Я не могу хладнокровно писать о таких вещах. Предписания религии я соблюдаю еще и потому, что жажду веры. Ибо я воспитан в отрадном убеждении, что непременное следствие веры — благодать божья, и вот я жду этой благодати. Жду, чтобы мне было ниспослано свыше такое состояние души, при котором я мог бы веровать глубоко, без тени сомнений, как веровал ребенком. Таковы мои высшие стремления — в них нет ни капли своекорыстия, ибо гораздо выгоднее быть только сытым и веселым животным.
А захоти я объяснить свою внешнюю религиозность менее высокими и более практическими мотивами, их у меня найдется множество. Во-первых, выполнение некоторых обрядов с детства стало для меня почти неистребимой привычкой. Во-вторых, подобно Генриху Четвертому, который говорил, что «Париж стоит мессы», я говорю себе: «Спокойствие моих близких стоит мессы». Люди нашего круга соблюдают предписания религии, и моя совесть стала бы против этого восставать лишь в том случае, если бы я мог сказать себе нечто более положительное, чем «не знаю». Наконец я хожу в костел еще и потому, что я скептик в квадрате, то есть скептически отношусь даже к собственному неверию.
И оттого мне тяжело. Душа моя влачит одно крыло по земле. Но было бы еще хуже, если бы я эти вопросы всегда принимал так близко к сердцу, как сейчас, когда писал эти две странички дневника. К счастью, это не так. Как я уже говорил, у меня бывают периоды равнодушия к «проклятым вопросам». А порой жизнь заключает меня в объятия, и, хотя я знаю, чего стоят ее прелести, я отдаюсь ей весь, тогда гамлетовское «быть или не быть?» теряет для меня всякое значение. И вот удивительное явление, над которым люди еще мало задумываются: огромную роль играет при этом влияние окружающей атмосферы. В Париже, например, я гораздо спокойнее — не только потому, что меня оглушает шум этого водоворота, что я киплю в нем вместе с другими, что сердце мое и ум заняты «фехтованием», а потому, что там люди (быть может, безотчетно) живут так, как будто все они глубоко уверены, что в жизнь эту надо вложить все свои силы, ибо после нее не будет ничего, только химическое разложение. В Париже пульс мой начинает биться в унисон с общим пульсом, и я настраиваюсь соответственно окружающему меня настроению.
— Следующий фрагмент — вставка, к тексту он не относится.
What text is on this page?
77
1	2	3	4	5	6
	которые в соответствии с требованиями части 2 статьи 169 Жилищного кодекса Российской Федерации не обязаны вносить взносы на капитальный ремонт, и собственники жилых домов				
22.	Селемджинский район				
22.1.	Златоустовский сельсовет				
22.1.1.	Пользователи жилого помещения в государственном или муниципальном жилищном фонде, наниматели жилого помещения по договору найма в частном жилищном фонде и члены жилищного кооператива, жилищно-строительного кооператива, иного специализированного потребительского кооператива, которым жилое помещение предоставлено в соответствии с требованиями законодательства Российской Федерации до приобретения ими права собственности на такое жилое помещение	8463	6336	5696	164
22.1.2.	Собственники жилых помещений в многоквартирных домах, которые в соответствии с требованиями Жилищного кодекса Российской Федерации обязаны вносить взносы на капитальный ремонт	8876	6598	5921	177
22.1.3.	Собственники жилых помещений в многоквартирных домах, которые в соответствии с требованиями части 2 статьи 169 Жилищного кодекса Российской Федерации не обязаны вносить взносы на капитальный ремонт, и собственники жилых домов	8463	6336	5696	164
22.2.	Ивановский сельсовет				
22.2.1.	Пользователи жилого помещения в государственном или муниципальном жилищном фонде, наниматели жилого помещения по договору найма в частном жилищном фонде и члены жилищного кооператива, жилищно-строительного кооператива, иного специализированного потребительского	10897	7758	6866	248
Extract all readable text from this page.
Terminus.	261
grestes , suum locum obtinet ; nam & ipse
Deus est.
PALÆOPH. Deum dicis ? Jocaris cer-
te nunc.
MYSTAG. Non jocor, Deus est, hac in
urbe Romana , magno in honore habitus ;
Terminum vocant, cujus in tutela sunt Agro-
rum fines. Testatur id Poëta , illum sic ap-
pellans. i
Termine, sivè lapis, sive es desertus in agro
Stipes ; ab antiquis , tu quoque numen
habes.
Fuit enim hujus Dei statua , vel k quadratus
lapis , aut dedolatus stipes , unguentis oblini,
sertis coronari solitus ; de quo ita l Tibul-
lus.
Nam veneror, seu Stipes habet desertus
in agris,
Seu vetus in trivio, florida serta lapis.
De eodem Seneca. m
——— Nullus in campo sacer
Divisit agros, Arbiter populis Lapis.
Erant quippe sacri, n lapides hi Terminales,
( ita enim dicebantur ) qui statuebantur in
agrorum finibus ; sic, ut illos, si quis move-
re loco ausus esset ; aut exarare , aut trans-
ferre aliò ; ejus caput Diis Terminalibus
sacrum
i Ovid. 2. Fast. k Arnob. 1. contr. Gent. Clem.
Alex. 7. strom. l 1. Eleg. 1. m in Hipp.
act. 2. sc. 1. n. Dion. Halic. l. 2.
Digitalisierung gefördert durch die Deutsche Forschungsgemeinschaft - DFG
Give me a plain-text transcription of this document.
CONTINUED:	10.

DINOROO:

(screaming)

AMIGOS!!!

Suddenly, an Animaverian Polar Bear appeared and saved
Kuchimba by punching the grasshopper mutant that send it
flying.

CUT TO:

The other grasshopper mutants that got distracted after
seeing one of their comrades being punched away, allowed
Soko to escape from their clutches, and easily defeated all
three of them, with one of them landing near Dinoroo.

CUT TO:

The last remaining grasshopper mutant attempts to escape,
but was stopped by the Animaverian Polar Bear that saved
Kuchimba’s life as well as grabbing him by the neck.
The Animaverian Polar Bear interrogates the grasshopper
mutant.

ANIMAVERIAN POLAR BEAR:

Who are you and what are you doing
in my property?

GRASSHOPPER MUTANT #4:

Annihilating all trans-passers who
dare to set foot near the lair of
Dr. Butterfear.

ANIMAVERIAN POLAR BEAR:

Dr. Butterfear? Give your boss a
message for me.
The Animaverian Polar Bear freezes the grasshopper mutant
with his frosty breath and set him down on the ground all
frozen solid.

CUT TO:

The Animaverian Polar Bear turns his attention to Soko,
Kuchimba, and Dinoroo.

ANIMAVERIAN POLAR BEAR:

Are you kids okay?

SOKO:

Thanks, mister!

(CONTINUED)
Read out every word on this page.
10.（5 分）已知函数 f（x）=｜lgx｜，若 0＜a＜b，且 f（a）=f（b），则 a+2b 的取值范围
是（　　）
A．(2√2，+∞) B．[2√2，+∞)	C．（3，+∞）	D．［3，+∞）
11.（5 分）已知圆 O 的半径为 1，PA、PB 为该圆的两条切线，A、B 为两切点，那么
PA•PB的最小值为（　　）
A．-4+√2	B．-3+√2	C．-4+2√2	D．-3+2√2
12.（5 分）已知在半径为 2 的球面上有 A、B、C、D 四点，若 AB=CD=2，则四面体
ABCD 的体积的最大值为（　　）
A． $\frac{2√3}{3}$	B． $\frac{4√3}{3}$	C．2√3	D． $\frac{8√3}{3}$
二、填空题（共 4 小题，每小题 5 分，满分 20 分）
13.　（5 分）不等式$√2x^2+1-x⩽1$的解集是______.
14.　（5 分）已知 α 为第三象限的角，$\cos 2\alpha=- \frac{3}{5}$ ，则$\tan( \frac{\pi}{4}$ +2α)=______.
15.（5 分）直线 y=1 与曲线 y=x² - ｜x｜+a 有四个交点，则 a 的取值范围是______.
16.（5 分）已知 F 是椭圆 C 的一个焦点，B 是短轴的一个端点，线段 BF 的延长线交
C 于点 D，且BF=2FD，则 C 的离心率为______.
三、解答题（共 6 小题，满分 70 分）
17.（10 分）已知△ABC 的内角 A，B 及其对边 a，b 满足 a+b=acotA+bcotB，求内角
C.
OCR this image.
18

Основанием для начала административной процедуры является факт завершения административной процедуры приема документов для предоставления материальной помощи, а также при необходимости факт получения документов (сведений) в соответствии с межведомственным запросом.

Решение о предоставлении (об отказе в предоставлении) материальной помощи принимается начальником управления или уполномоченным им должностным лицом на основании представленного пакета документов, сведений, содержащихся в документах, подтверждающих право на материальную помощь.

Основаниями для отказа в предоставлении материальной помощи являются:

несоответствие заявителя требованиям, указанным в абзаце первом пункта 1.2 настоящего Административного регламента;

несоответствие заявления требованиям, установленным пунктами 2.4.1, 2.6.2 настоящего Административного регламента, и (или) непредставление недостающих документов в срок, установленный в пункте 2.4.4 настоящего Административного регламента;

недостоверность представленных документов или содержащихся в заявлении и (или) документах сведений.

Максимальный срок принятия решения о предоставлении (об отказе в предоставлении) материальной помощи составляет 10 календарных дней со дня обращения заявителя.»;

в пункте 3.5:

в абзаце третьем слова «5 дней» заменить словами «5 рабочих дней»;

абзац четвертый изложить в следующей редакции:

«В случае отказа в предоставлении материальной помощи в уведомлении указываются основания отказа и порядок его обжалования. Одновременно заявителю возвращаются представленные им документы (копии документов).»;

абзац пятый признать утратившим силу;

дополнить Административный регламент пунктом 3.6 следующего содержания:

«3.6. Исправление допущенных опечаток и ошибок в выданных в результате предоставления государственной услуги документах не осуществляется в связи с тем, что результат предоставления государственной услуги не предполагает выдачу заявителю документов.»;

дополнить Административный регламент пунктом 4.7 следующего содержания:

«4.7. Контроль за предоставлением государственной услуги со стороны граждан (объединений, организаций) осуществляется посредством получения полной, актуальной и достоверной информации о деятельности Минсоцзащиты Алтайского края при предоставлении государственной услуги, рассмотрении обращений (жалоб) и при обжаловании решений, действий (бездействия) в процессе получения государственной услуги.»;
Веселюсь я или скучаю, одерживаю победы или терплю поражения, — душа моя относительно покойна.
Рим, Бабуино, 13 января
До отъезда осталось только каких-нибудь четыре дня, а я хочу еще подытожить все то, что говорил о себе. Итак, я — человек несколько утомленный жизнью, крайне впечатлительный и нервный. Я довел до высокой степени свою способность самопознания, чему помогает сравнительно широкое образование, и, в общем, могу считать себя человеком умственно развитым.
Скептицизм мой, — так сказать, скептицизм в квадрате, — исключает наличие всяких непоколебимых убеждений. Я созерцаю, наблюдаю, критикую, и временами мне кажется, что улавливаю суть вещей; однако я всегда готов и в этом усомниться. Об отношении моем к религии я уже говорил. Что же касается политических убеждений, я — консерватор постольку, поскольку в моем положении быть им обязан, и к тому же консерватизм в известной степени отвечает моим вкусам и склонностям. Не приходится объяснять, как я далек от возведения консерватизма в непогрешимый догмат, не подлежащий критике. Я — человек слишком просвещенный, чтобы стать безоговорочно на сторону аристократии или демократии. Такие вещи занимают уже только нашу мелкопоместную шляхту или людей в тех далеких странах, куда идеи доходят, как и моды, с опозданием лет на двадцать. С тех пор как нет более привилегий, вопрос, по-моему, исчерпан; там же, где он еще существует вследствие отсталости общества, это уже вопрос не принципов, а пустого тщеславия и нервов. О себе скажу одно — я люблю людей развитых, с утонченной восприимчивостью, а ищу их там, где мне их легче найти.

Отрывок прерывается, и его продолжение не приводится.